Cycle helmets are now used as a universal placebo in hospitals nationwide, shortening the recovery times for all patients regardless of their condition. Whilst the work has been widely welcomed, it has been a disaster for, who now have to issue a warning to visitors of their site that the contents may prevent their future use of the universal placebo treatment. Those who choose to continue reading the site are urged to carry a card stating that in the event of injury, use of the new universal placebo will no longer be effective.

Cat-6 Olympic Shocker
Earlier in the year, there was a great deal of surprise when the IOC unexpectedly recognised Cat-6 racing as a separate Olympic sport. The inaugural race taking place at the London 2012 games. As I'm sure most of you are aware, professional Cat-6 racing takes place on open streets and the winner does not merely cross the finish line first, but must be acceptably presentable for a working typical office environment. The sport attracted athletes from other cycling disciplines who were keen to be the first to win gold in the new event, in addition to enthusiastic amateurs including Mr Jim Davis from The Cycling Embassy of Great Britain. Whilst Mr Davis (who rode his Dutch bike during the event) crossed the finish line last, he was already dressed in a suit and didn't need to take a shower. To the shock of much of the world of professional cycling, he took home the gold medal. 

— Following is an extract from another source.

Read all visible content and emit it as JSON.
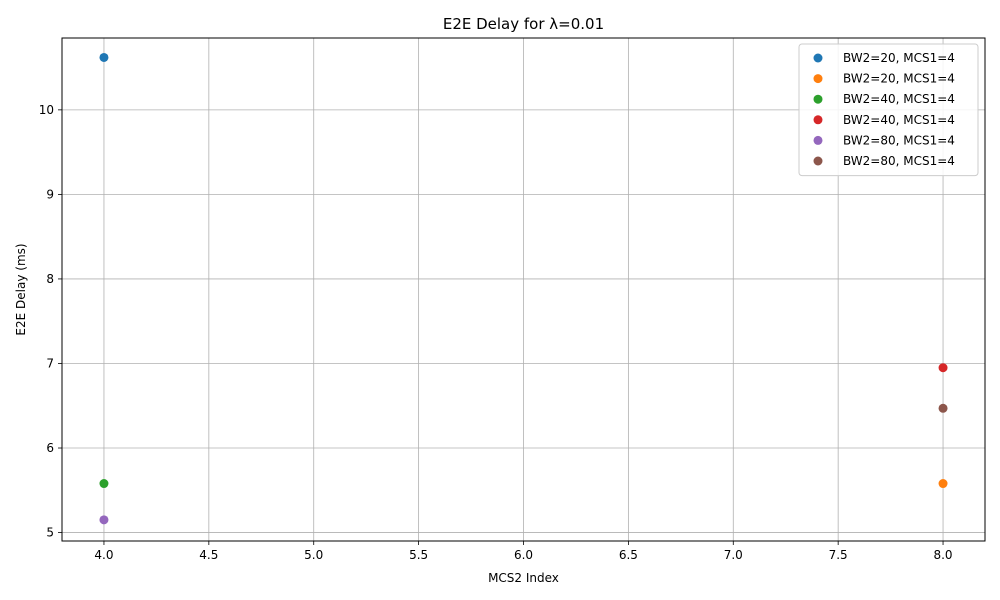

In the months since the games, the recognition of Cat-6 racing as an Olympic sport and the result from the first race has had a profound result on the nation's Fred population. Many manufacturers were quick to respond, with Specialized producing an all-crabon roadster including crabon mudguards and chaincase and Endura produced a Cat-6 cycling suit which is designed to be indistinguishable from a regular £150 suit in every single characteristic (MSRP £350). Sturmey Archer announced that crabon-shell version of their popular AW hub will go on sale in early 2013, complete with all-titanium internals.

Trek was not so quick to respond, with their new Cat-6 Madone rumoured to just be a Batavus with 'Madone' written on in Tippex.